It is the start of the new term. It is difficult to believe it is the Spring 2018 term. As part of the introduction to my classes, I used a scene from the movie, “The Dead Poets Society.” It was the scene where Robin Williams, playing the part of Professor John Keating, explains the concept of Carpe diem to his students. (If you need to follow the link – https://www.youtube.com/watch?v=vi0Lbjs5ECI.)
I used Keating’s explanation of Carpe diem to pass on an important message to my students. In the passage, Professor Keating challenges his students to make their lives extraordinary.

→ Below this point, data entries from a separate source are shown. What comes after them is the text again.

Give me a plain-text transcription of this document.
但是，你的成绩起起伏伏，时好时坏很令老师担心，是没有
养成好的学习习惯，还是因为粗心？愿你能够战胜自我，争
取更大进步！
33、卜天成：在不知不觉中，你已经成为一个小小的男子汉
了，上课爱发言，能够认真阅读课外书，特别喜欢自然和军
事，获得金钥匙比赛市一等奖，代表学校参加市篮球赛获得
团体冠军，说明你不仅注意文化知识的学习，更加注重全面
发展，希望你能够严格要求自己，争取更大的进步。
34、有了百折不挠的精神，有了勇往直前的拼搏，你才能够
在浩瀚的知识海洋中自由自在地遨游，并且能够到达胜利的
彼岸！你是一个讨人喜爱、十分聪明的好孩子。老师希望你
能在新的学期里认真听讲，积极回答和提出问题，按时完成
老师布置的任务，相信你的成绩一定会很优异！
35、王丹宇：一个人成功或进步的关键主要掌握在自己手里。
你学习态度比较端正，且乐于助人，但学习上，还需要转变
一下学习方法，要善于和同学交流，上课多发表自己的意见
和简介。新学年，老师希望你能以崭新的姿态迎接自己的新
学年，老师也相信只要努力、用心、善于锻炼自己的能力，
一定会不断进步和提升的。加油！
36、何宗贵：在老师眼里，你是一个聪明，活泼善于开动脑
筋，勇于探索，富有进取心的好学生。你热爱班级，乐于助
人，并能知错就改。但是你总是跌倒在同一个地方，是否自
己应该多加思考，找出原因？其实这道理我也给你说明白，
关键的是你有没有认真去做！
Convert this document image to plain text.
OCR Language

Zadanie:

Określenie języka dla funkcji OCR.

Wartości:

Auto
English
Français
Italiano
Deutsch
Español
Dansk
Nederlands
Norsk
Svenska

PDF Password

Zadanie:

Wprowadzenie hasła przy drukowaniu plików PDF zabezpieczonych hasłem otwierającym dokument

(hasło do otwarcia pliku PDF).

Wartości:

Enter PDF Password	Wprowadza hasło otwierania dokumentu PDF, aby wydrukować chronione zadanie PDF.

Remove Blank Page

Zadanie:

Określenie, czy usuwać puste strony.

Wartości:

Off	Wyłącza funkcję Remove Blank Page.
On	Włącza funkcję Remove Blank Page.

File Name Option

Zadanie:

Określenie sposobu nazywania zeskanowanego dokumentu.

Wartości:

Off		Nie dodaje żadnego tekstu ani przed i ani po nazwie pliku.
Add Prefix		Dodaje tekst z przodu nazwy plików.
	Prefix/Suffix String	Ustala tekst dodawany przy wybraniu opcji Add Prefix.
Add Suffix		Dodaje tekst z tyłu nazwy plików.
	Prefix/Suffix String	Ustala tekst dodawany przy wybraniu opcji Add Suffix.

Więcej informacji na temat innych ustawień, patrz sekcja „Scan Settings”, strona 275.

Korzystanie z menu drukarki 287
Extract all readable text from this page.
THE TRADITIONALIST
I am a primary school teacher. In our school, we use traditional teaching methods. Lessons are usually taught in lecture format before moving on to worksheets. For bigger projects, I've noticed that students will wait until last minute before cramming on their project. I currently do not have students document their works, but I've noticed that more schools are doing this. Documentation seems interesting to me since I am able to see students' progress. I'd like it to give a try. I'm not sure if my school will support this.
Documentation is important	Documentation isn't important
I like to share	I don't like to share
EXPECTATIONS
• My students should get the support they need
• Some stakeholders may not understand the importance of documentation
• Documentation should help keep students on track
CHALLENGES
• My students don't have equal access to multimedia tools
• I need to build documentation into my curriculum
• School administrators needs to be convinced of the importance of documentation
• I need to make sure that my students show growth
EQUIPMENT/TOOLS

I paraphrased the statement, telling my students of this academic term to make their learning extraordinary.
I also tried to get the important point across that reading was the key to learning, that holding a book and processing the words from the pages is the most important aspect of learning. It is so very important to ingest the concepts, mull over all the information, take notes, write them down, and use as many of the five senses as possible to process that information to make sure it is retained, to embed the knowledge permanently, and most importantly, to be able to recall and use it later.
Especially in our business of flying airplanes.
One most important aspect of knowledge when it comes to flying is being able to recall the most pertinent information when you need it. I have made the point in the past that aviation is unlike any endeavor to which man has aspired. I have also talked to students about “cramming” and how it doesn’t work well in aviation. It is far easier to study properly in the weeks before an exam in pursuit of a good grade than it is to pull an all-nighter. When you do that, mental performance slips because of the lack of sleep, but most importantly, crammed knowledge is only available for a short time.
In aviation, the “stuff” you need to know needs to stay with you for a lifetime of flying. I have often told the story about how I crammed in my first year of college for Ancient World History 101. Everything I didn’t learn never came back to haunt me later in life. I never felt guilty about the cramming, or the knowledge I did not retain from that freshman course. However, I do recall sitting at FL240 in A-7E Corsair one night about 30 minutes after midnight when all hell broke loose.
I had just finished setting up the computer for the weapons delivery (six live Mk82 general purpose bombs). It was a moment to relax and I leaned back and looked up at the stars. There is nothing better than flying an airplane with a greenhouse canopy at flight levels, away from urban lights and above most of the atmosphere to see the celestial sights. This evening’s sights were spectacular! It was August, the middle of the Perseid meteor showers. I have never seen so many streaking lights in the sky before or since.
The lead A-7 was about a mile off my starboard side; we were in a combat spread and I assumed he was taken in by the awe of the meteor shower also. As I was looking up into the sky, an explosion somewhere deep in the bowels of my ship caused her to lurch tail up and the master caution light started pulsing, and the horns went off in my helmet, and my heart slammed up and settled somewhere just behind my Adam’s apple.
Instantly, I was blinded by that damned master caution light, which had no dimming feature. I immediately punched it off and then my very next thought was, Damn, I wished I had read that manual a little more intensely!
It was one of those flying lessons that involved more than flying. I found myself making promises to God, to myself, to my mother, to old flight instructors, really, to anyone who would listen, that if I got out of this one alive, I would study more in-depth, practice my EPs with the fervor of a reformed alcoholic or smoker, and really take great notes and truly learn what I needed to learn to stay alive in the future.
So, I asked my students to make their learning extraordinary. I talked to them about seizing the day. There is no better time than now to start living because you never know what the future will bring. And here is another ugly truth to the future: it flashes past so fast you will never believe it.
After all, it was only the day before yesterday that I was in high school, and just yesterday when I was sitting in college as a junior, as they are now.